All through grade school up until high school my peers would butcher words and sentences from readings that I would recite flawlessly. It went straight to my head.
However, I once lost a spelling bee thanks to an extra “n” (I must have spelt “Bananan”); I was one of two remaining contestants.
I then began to write in high school, earning praise from English teachers, which doesn’t come cheap, despite attendance being the only price of a passing grade. In a creative writing class I wrote and read a piece that was met with applause by my peers, from whom I was mostly estranged, so I knew they really liked my writing and not me. I then considered myself a writer.
I held onto my writing abilities as my art skills declined (I am now a mere cartoonist) and I lost interest in music.
I have this image of a writer who is eccentric, hyper, cynical and Woody Allen-ish; or bitter, violent, possibly alcoholic or drug-consuming (the aforementioned Charles Bukowski, Jack Kerouac, Ken Kesey), but these people are more poets than writers; they live their work.

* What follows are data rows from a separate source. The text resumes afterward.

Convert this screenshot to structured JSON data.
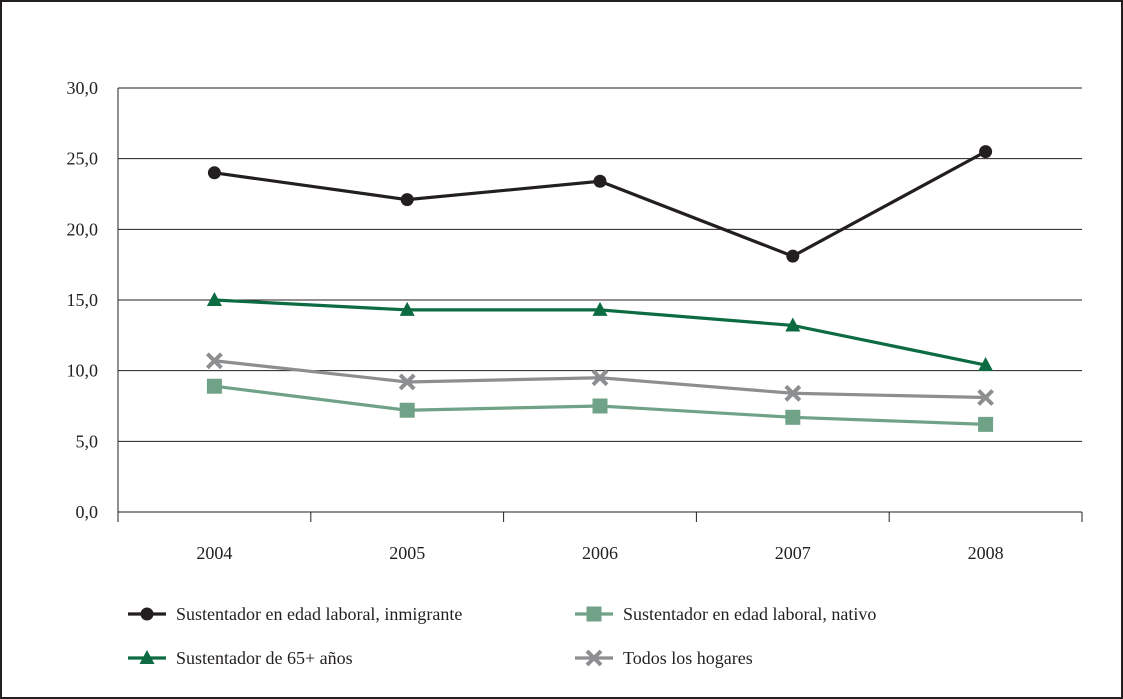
{
  "chart_data": {
    "type": "line",
    "title": "",
    "xlabel": "",
    "ylabel": "",
    "categories": [
      "2004",
      "2005",
      "2006",
      "2007",
      "2008"
    ],
    "ylim": [
      0,
      30
    ],
    "yticks": [
      "0,0",
      "5,0",
      "10,0",
      "15,0",
      "20,0",
      "25,0",
      "30,0"
    ],
    "grid": "horizontal",
    "legend_position": "bottom",
    "series": [
      {
        "name": "Sustentador en edad laboral, inmigrante",
        "values": [
          24.0,
          22.1,
          23.4,
          18.1,
          25.5
        ],
        "color": "#231f20",
        "marker": "circle"
      },
      {
        "name": "Sustentador en edad laboral, nativo",
        "values": [
          8.9,
          7.2,
          7.5,
          6.7,
          6.2
        ],
        "color": "#6fa287",
        "marker": "square"
      },
      {
        "name": "Sustentador de 65+ años",
        "values": [
          15.0,
          14.3,
          14.3,
          13.2,
          10.4
        ],
        "color": "#0d6b41",
        "marker": "triangle"
      },
      {
        "name": "Todos los hogares",
        "values": [
          10.7,
          9.2,
          9.5,
          8.4,
          8.1
        ],
        "color": "#8d8e90",
        "marker": "cross"
      }
    ]
  }
}
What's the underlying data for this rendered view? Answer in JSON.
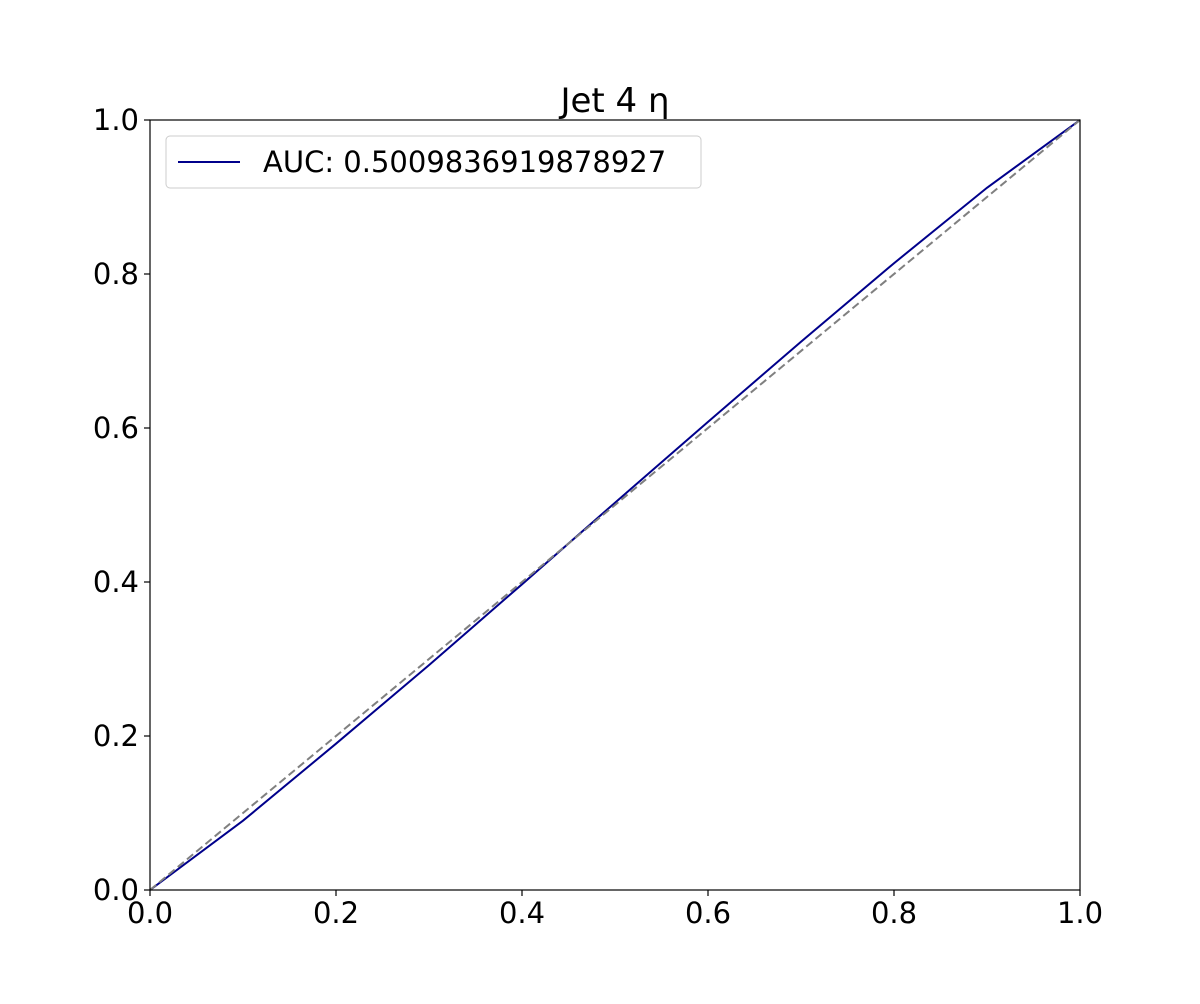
{
  "chart_data": {
    "type": "line",
    "title": "Jet 4 η",
    "series": [
      {
        "name": "AUC: 0.5009836919878927",
        "color": "#00008b",
        "x": [
          0,
          0.1,
          0.2,
          0.3,
          0.4,
          0.5,
          0.6,
          0.7,
          0.8,
          0.9,
          1.0
        ],
        "values": [
          0,
          0.09,
          0.19,
          0.292,
          0.397,
          0.503,
          0.608,
          0.712,
          0.814,
          0.912,
          1.0
        ]
      },
      {
        "color": "#808080",
        "dashed": true,
        "x": [
          0,
          1
        ],
        "values": [
          0,
          1
        ]
      }
    ],
    "xlim": [
      0,
      1
    ],
    "ylim": [
      0,
      1
    ],
    "xticks": [
      {
        "value": 0,
        "label": "0.0"
      },
      0.2,
      0.4,
      0.6,
      0.8,
      {
        "value": 1,
        "label": "1.0"
      }
    ],
    "yticks": [
      {
        "value": 0,
        "label": "0.0"
      },
      0.2,
      0.4,
      0.6,
      0.8,
      {
        "value": 1,
        "label": "1.0"
      }
    ],
    "grid": false,
    "legend": "upper left"
  }
}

I am not one of these people.
There was one day when I was looking out my window in my late teens and as I stared at the tree in front of my childhood home, realized that I would never be a rockstar and should stop thinking that I would be. It was in that moment that my inner-rockstar creed changed; a creed that bore no words but was more of a state of mind. I can’t imagine myself ever being a rockstar writer like Kesey or Bukowski. But I am still a writer.
There is also something awkward about hearing another writer talk about their methods. I usually just don’t care. And if they are better than me, something which I am willing to admit, if not always to their faces unless pressed, then I wind up being jealous and know that they wouldn’t divulge their secret technique if they had one anyway; or, if they were born with some kind of writing talent, there is no way I will ever possess it as they do or understand it and they may not even understand it themselves.
When I hear one of my peers talk about writing, I feel as though I am hearing myself sing. It is mostly awkward, and there are all the real mistakes that transcend the ones on the page: the personal, embarrassing flaws that I know I, being cut from similar cloth, must have as well.
This wouldn’t happen if I were the only writer in the world.